By comparing the values of mutual information, we can notice how no single feature alone is as informative as the whole ensamble. However, we can notice that the median income MedInc seems to be the most informative feature in the dataset since it contributes about 50% of the total information.

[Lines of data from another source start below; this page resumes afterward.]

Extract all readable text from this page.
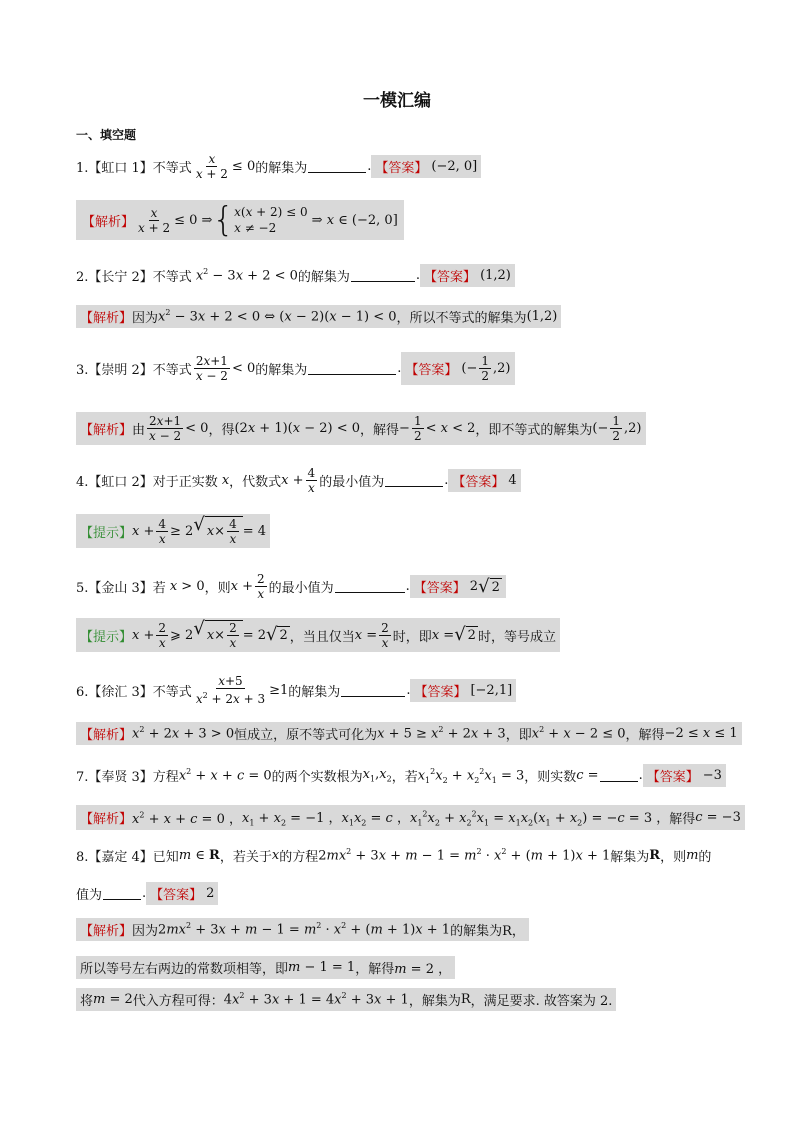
一模汇编
一、填空题
1.【虹口 1】不等式 $\frac{x}{x + 2} \le 0$ 的解集为	. 【答案】 (−2, 0]
【解析】 $\frac{x}{x + 2} \le 0$ ⇒ { x(x + 2) ≤ 0
x ≠ −2
⇒ x ∈ (−2, 0]
2.【长宁 2】不等式 $x^2 - 3x + 2 < 0$ 的解集为	. 【答案】 (1,2)
【解析】 因为 $x^2 - 3x + 2 < 0$ ⇔ (x − 2)(x − 1) < 0 ，所以不等式的解集为 (1,2)
3.【崇明 2】不等式 $\frac{2x+1}{x - 2} < 0$ 的解集为	. 【答案】 (− $\frac{1}{2} ,2$)
【解析】 由 $\frac{2x+1}{x - 2} < 0$ ，得 (2x + 1)(x − 2) < 0 ，解得 − $\frac{1}{2} < x < 2$ ，即不等式的解集为 (− $\frac{1}{2} ,2$)
4.【虹口 2】对于正实数 x ，代数式 $x + \frac{4}{x}$ 的最小值为	. 【答案】 4
【提示】 $x + \frac{4}{x} \ge 2$ √ $x \times \frac{4}{x} = 4$
5.【金山 3】若 x > 0 ，则 $x + \frac{2}{x}$ 的最小值为	. 【答案】 2 √ 2
【提示】 $x + \frac{2}{x}$ ⩾ 2 √ $x \times \frac{2}{x} = 2$ √ 2 ，当且仅当 $x = \frac{2}{x}$ 时，即 x = √ 2 时，等号成立
6.【徐汇 3】不等式 $\frac{x+5}{x^2 + 2x + 3} \ge 1$ 的解集为	. 【答案】 [−2,1]
【解析】 $x^2 + 2x + 3 > 0$ 恒成立，原不等式可化为 $x + 5 \ge x^2 + 2x + 3$ ，即 $x^2 + x - 2 \le 0$ ，解得 −2 ≤ x ≤ 1
7.【奉贤 3】方程 $x^2 + x + c = 0$ 的两个实数根为 $x_1,x_2$ ，若 $x_1^2x_2 + x_2^2x_1 = 3$ ，则实数 c =	. 【答案】 −3
【解析】 $x^2 + x + c = 0$ ， $x_1 + x_2 = -1$ ， $x_1x_2 = c$ ， $x_1^2x_2 + x_2^2x_1 = x_1x_2(x_1 + x_2) = -c = 3$ ， 解得 c = −3
8.【嘉定 4】已知 m ∈ R ，若关于 x 的方程 $2mx^2 + 3x + m - 1 = m^2 \cdot x^2 + (m + 1)x + 1$ 解集为 R ，则 m 的
值为	. 【答案】 2
【解析】 因为 $2mx^2 + 3x + m - 1 = m^2 \cdot x^2 + (m + 1)x + 1$ 的解集为 R，
所以等号左右两边的常数项相等，即 m − 1 = 1 ，解得 m = 2 ，
将 m = 2 代入方程可得： $4x^2 + 3x + 1 = 4x^2 + 3x + 1$ ，解集为 R ，满足要求. 故答案为 2.
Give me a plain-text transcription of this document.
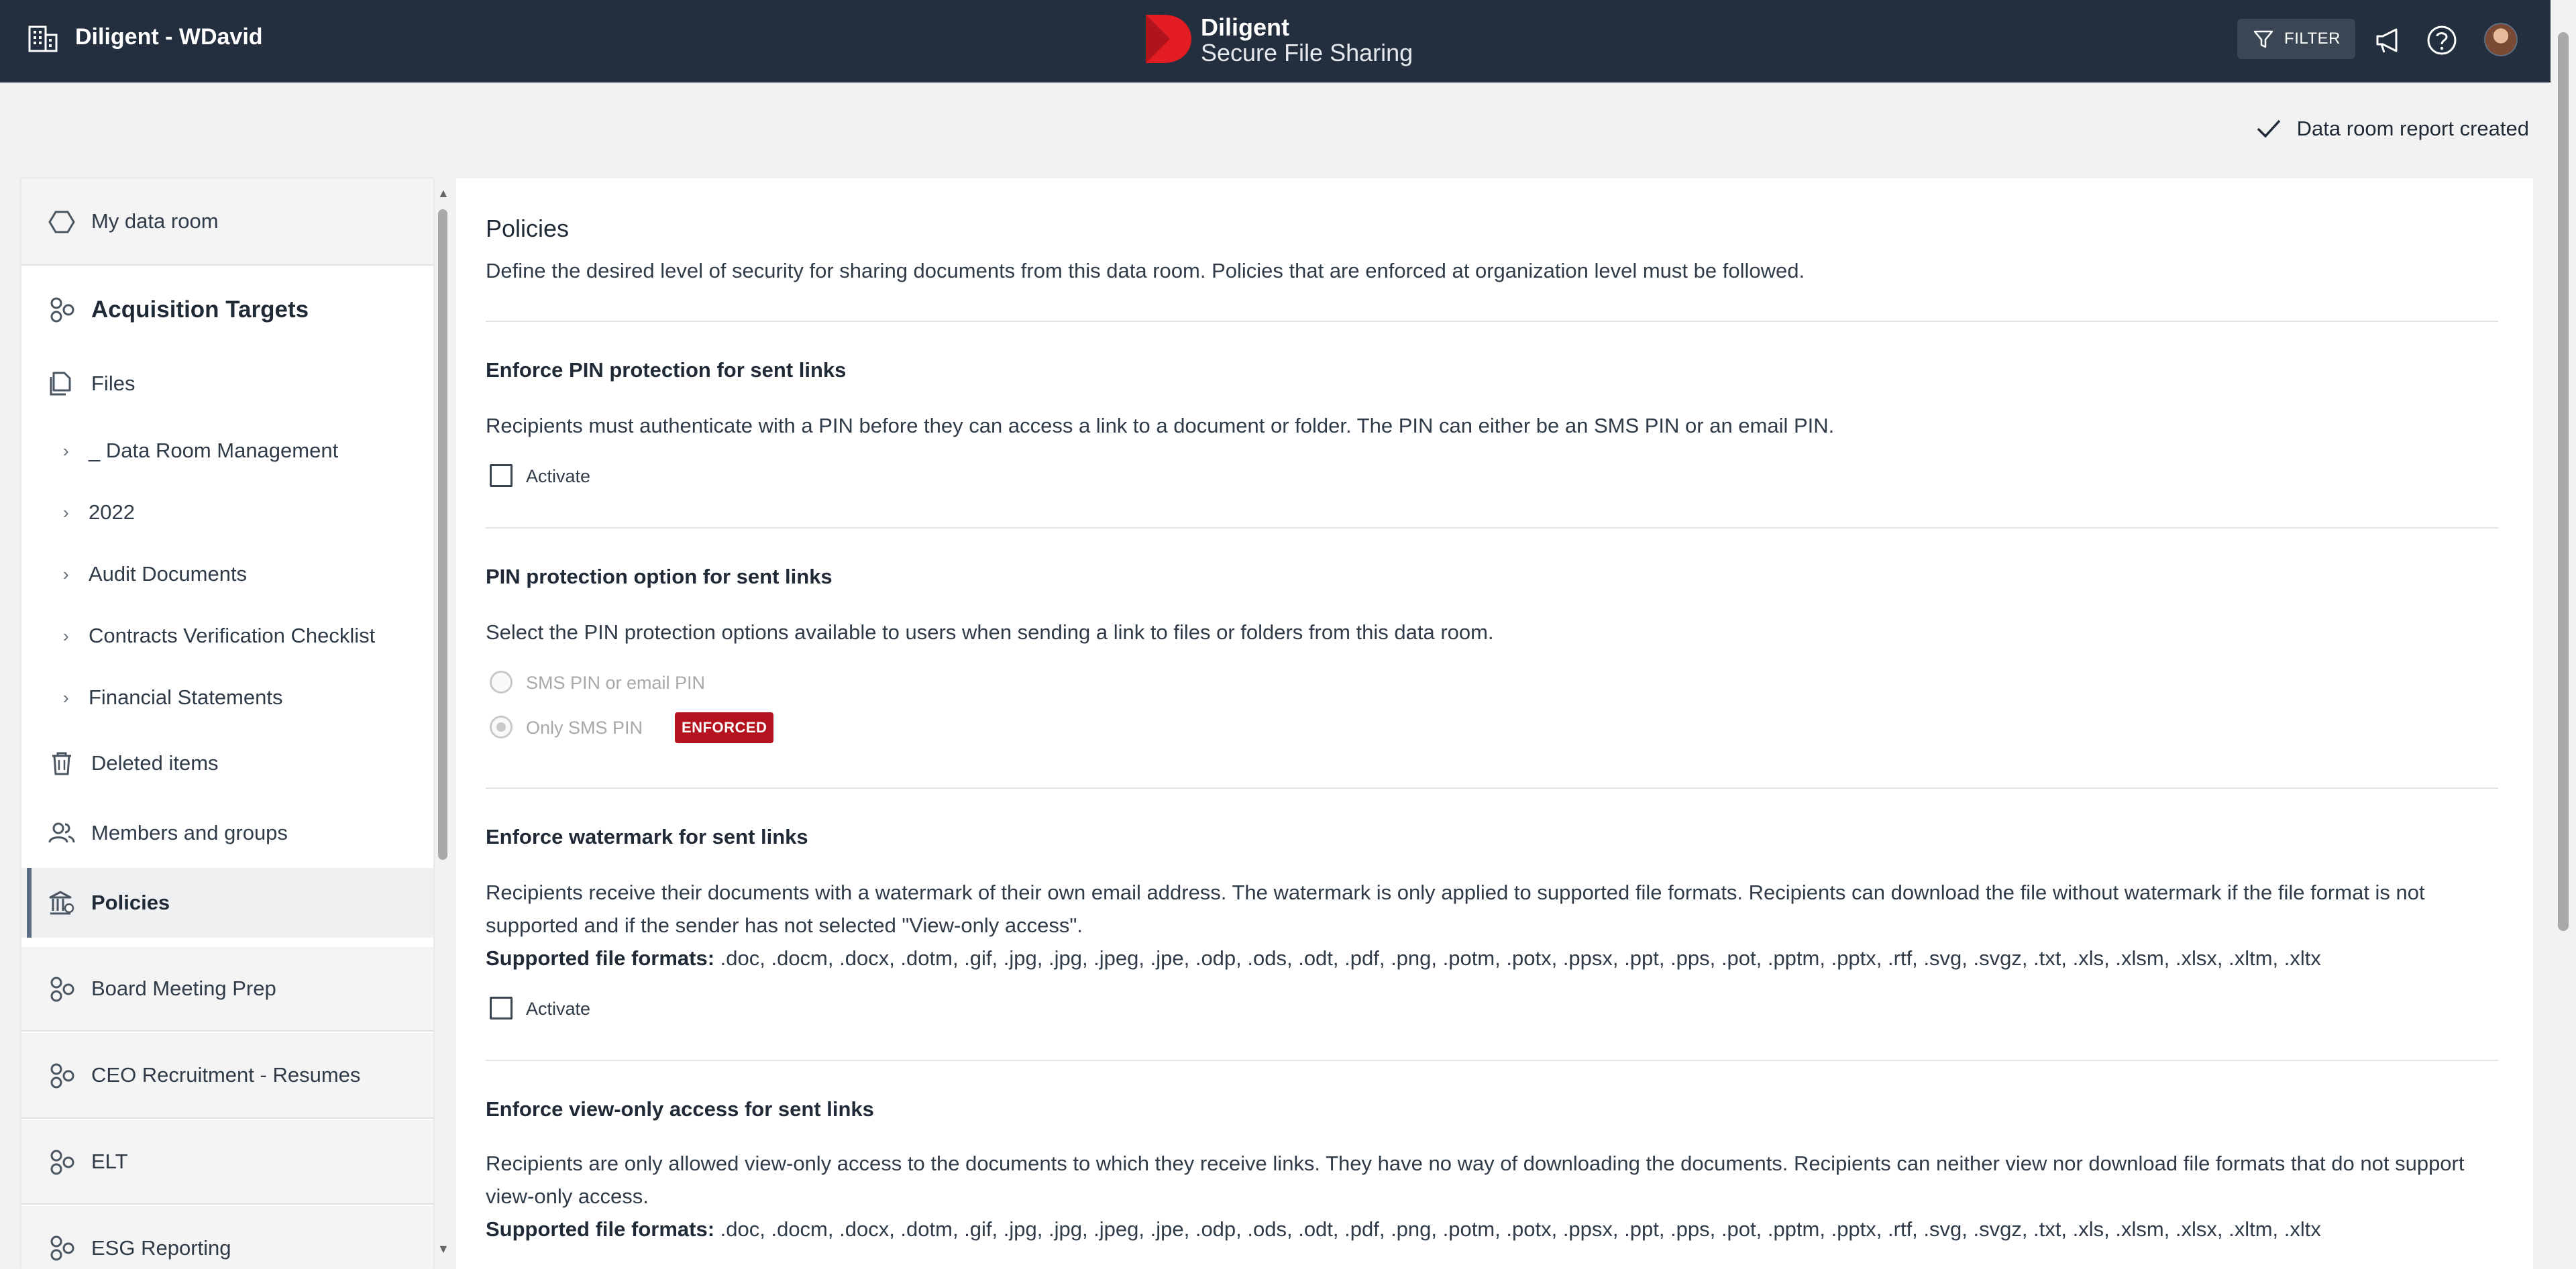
Diligent - WDavid	Diligent
Secure File Sharing
FILTER
Data room report created
My data room
Acquisition Targets
Files
› _ Data Room Management
› 2022
› Audit Documents
› Contracts Verification Checklist
› Financial Statements
Deleted items
Members and groups
Policies
Board Meeting Prep
CEO Recruitment - Resumes
ELT
ESG Reporting
▲
▼
Policies
Define the desired level of security for sharing documents from this data room. Policies that are enforced at organization level must be followed.
Enforce PIN protection for sent links
Recipients must authenticate with a PIN before they can access a link to a document or folder. The PIN can either be an SMS PIN or an email PIN.
Activate
PIN protection option for sent links
Select the PIN protection options available to users when sending a link to files or folders from this data room.
SMS PIN or email PIN
Only SMS PIN	ENFORCED
Enforce watermark for sent links
Recipients receive their documents with a watermark of their own email address. The watermark is only applied to supported file formats. Recipients can download the file without watermark if the file format is not
supported and if the sender has not selected "View-only access".
Supported file formats: .doc, .docm, .docx, .dotm, .gif, .jpg, .jpg, .jpeg, .jpe, .odp, .ods, .odt, .pdf, .png, .potm, .potx, .ppsx, .ppt, .pps, .pot, .pptm, .pptx, .rtf, .svg, .svgz, .txt, .xls, .xlsm, .xlsx, .xltm, .xltx
Activate
Enforce view-only access for sent links
Recipients are only allowed view-only access to the documents to which they receive links. They have no way of downloading the documents. Recipients can neither view nor download file formats that do not support
view-only access.
Supported file formats: .doc, .docm, .docx, .dotm, .gif, .jpg, .jpg, .jpeg, .jpe, .odp, .ods, .odt, .pdf, .png, .potm, .potx, .ppsx, .ppt, .pps, .pot, .pptm, .pptx, .rtf, .svg, .svgz, .txt, .xls, .xlsm, .xlsx, .xltm, .xltx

Determining the least informative feature

We can similarly determine the least informative feature by removing them one by one and estimating the corresponding value of mutual information. If the mutual information value obtained without one feature is similar to the value obtained with all of them, then the removed feature does not add any contribution in predicting the target:

\[I(x_1,..,x_{j-1},x_j,x_{j+1},..,x_n; y) = I(x_1,..,x_{j-1},x_{j+1},..,x_n; y) \implies I(x_j; y| x_1,..,x_{j-1},x_{j+1},..,x_n ) = 0\]
[8]:
# We create a dictionary containing all features but one
all_but_one = {
    f"No {feature}": dataframe[[f for f in features if f!=feature]].values.astype(np.float32) for feature in features
}
all_but_one[target] = targets
all_but_one = normalize(all_but_one)
all_but_one.keys()

# Define a SMILE base estimator
base_estimator = smile(
    x_dim=len(features)-1,
    y_dim=1,
    hidden_dims=[256, 128, 64],
    neg_samples=8
)

# Create a copy for each pair of feature and target
estimators = {(f"No {feature}", target): deepcopy(base_estimator) for feature in features}

# Instantiate a MultiMIEstimator to estimate all the values at once
multi_estimator = MultiMIEstimator(
    estimators
)

# Train all the estimator and determine the corresponding values of mutual information
all_but_one_mi_estimates, all_but_one_train_log = estimate_mi(
    estimator=multi_estimator,
    data=all_but_one,
    batch_size=128,
    max_epochs=50,
)
Training the estimator
Losing patience: 4
Losing patience: 4
Losing patience: 4
Losing patience: 4
Losing patience: 3
Losing patience: 4
Losing patience: 3
Losing patience: 2
Losing patience: 4
Losing patience: 4
Losing patience: 4
Losing patience: 3
Losing patience: 2
Losing patience: 1
Losing patience: 4
Losing patience: 3
Losing patience: 4
Losing patience: 3
Losing patience: 4
Losing patience: 4
Losing patience: 3
Evaluating the value of Mutual Information
[Warning]: using the train_data to estimate the value of mutual information. Please specify test_data.
[9]:
# Visualize the training log
grid = sns.FacetGrid(all_but_one_train_log[all_but_one_train_log['name']!='loss'], col='split', hue='name')
grid.map(sns.lineplot, 'epoch', 'value')
grid.add_legend()
plt.ylim(0)
[9]:
(0.0, 0.7558428307923495)
../../_images/notebooks_examples_feature_selection_13_1.png
[10]:
all_mi_estimates.update(all_but_one_mi_estimates)

f, ax = plt.subplots(1,1)
sns.barplot(
    pd.DataFrame([{'Feature': name.split(';')[0][2:], 'Price Information': value} for name, value in all_mi_estimates.items()]),
    x='Feature', y='Price Information',
    ax=ax
)
ax.set_ylim(0)
ax.set_xticklabels(ax.get_xticklabels(), rotation=90)
sns.despine()
../../_images/notebooks_examples_feature_selection_14_0.png

By considering the mutual information estimates for all-but-one features, we can observe how features such as Longitude, Population and average number of bedrooms give little to no contribution towards predicting the house price. Note that the mutual information estimates can be noisy because of the random train-validation split and a more accurate evaluation would require multiple seeds and splits.